Die Forscherinnen nutzten daher Satellitendaten des Riffs, maschinelle Lernprozesse und die Daten aus den Experimenten im Labor, um ein Modell zu entwickeln. Darin zeigen sie auf, wo die Bedingungen hitzeresistentere Korallenexemplare theoretisch zulassen. Das Ergebnis: Etwa 7,5 Prozent der Riffe, die zum Great Barrier Reef gehören, könnten solche Korallen bereits beherbergen. Der prozentuale Anteil klinge nicht nach sonderlich viel, wegen Größe des Great Barrier Reefs handle es sich dabei aber um mehrere hundert Riffe, so Quigley.

Zum Schutz bestehender und geschwächter Riffe

Das Ergebnis der australischen Meeresbiologinnen zeige auf, welche Teile des Great Barrier Reefs derzeit besonders geschützt werden sollten, um den Korallen ein weiteres Anpassen an die steigenden Temperaturen zu erlauben.

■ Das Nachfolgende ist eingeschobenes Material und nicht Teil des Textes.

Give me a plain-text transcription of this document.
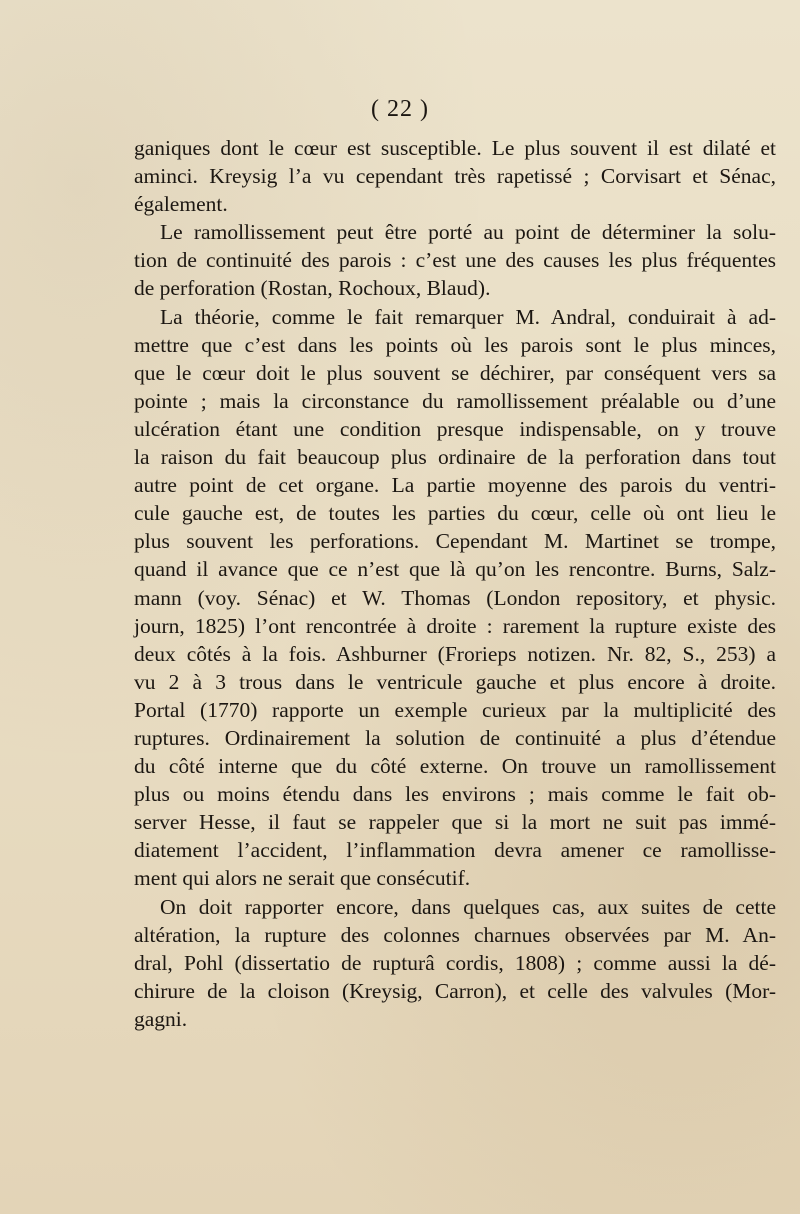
( 22 )

ganiques dont le cœur est susceptible. Le plus souvent il est dilaté et
aminci. Kreysig l’a vu cependant très rapetissé ; Corvisart et Sénac,
également.

Le ramollissement peut être porté au point de déterminer la solu-
tion de continuité des parois : c’est une des causes les plus fréquentes
de perforation (Rostan, Rochoux, Blaud).

La théorie, comme le fait remarquer M. Andral, conduirait à ad-
mettre que c’est dans les points où les parois sont le plus minces,
que le cœur doit le plus souvent se déchirer, par conséquent vers sa
pointe ; mais la circonstance du ramollissement préalable ou d’une
ulcération étant une condition presque indispensable, on y trouve
la raison du fait beaucoup plus ordinaire de la perforation dans tout
autre point de cet organe. La partie moyenne des parois du ventri-
cule gauche est, de toutes les parties du cœur, celle où ont lieu le
plus souvent les perforations. Cependant M. Martinet se trompe,
quand il avance que ce n’est que là qu’on les rencontre. Burns, Salz-
mann (voy. Sénac) et W. Thomas (London repository, et physic.
journ, 1825) l’ont rencontrée à droite : rarement la rupture existe des
deux côtés à la fois. Ashburner (Frorieps notizen. Nr. 82, S., 253) a
vu 2 à 3 trous dans le ventricule gauche et plus encore à droite.
Portal (1770) rapporte un exemple curieux par la multiplicité des
ruptures. Ordinairement la solution de continuité a plus d’étendue
du côté interne que du côté externe. On trouve un ramollissement
plus ou moins étendu dans les environs ; mais comme le fait ob-
server Hesse, il faut se rappeler que si la mort ne suit pas immé-
diatement l’accident, l’inflammation devra amener ce ramollisse-
ment qui alors ne serait que consécutif.

On doit rapporter encore, dans quelques cas, aux suites de cette
altération, la rupture des colonnes charnues observées par M. An-
dral, Pohl (dissertatio de rupturâ cordis, 1808) ; comme aussi la dé-
chirure de la cloison (Kreysig, Carron), et celle des valvules (Mor-
gagni.
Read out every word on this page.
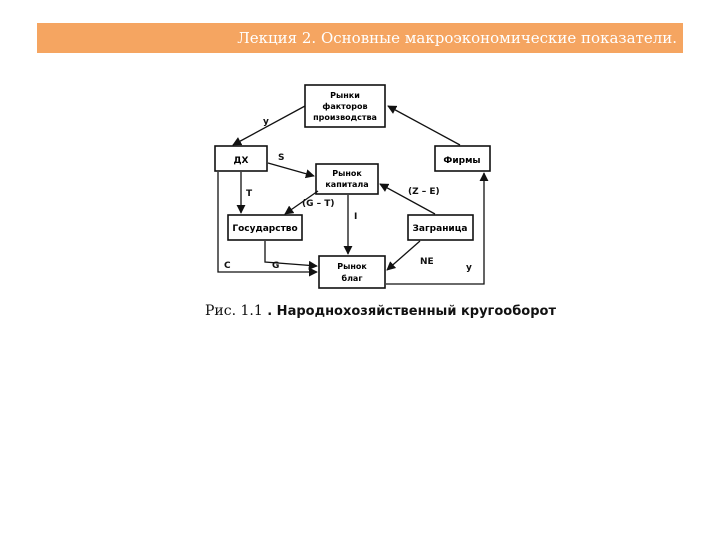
Лекция 2. Основные макроэкономические показатели.
Рынки
факторов
производства
ДХ	Фирмы
Рынок
капитала
Государство	Заграница
Рынок
благ
y
S
T
(G – T)
(Z – E)
I
C	G	NE
y
Рис. 1.1 . Народнохозяйственный кругооборот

Außerdem könnten die hitzeresistenteren Korallen auch dazu genutzt werden, bereits geschwächte Riffe wieder zu beleben – entweder indem sie dort angesiedelt werden oder indem man die lokalen Korallen mit den robusteren Exemplaren kreuzt.

Künftig möchten die Forscherinnen noch besser verstehen, wie die Korallen auch außerhalb des Great Barrier Reefs resistenter gegen die Hitze gemacht werden könnten. Durch zusätzliche Forschung auf dem Gebiet ist es laut Quigley wahrscheinlich auch bald möglich, die Ergebnisse aus Australien auf andere Länder und unterschiedliche Korallenarten zu übertragen. So könnten Korallenriffe auf der ganzen Welt in Zukunft besser vor den Folgen der Klimaerwärmung geschützt werden. Die Verantwortlichen fordert Quigley außerdem dazu auf, dem Schutz der Korallenriffe global noch mehr Aufmerksamkeit zu schenken.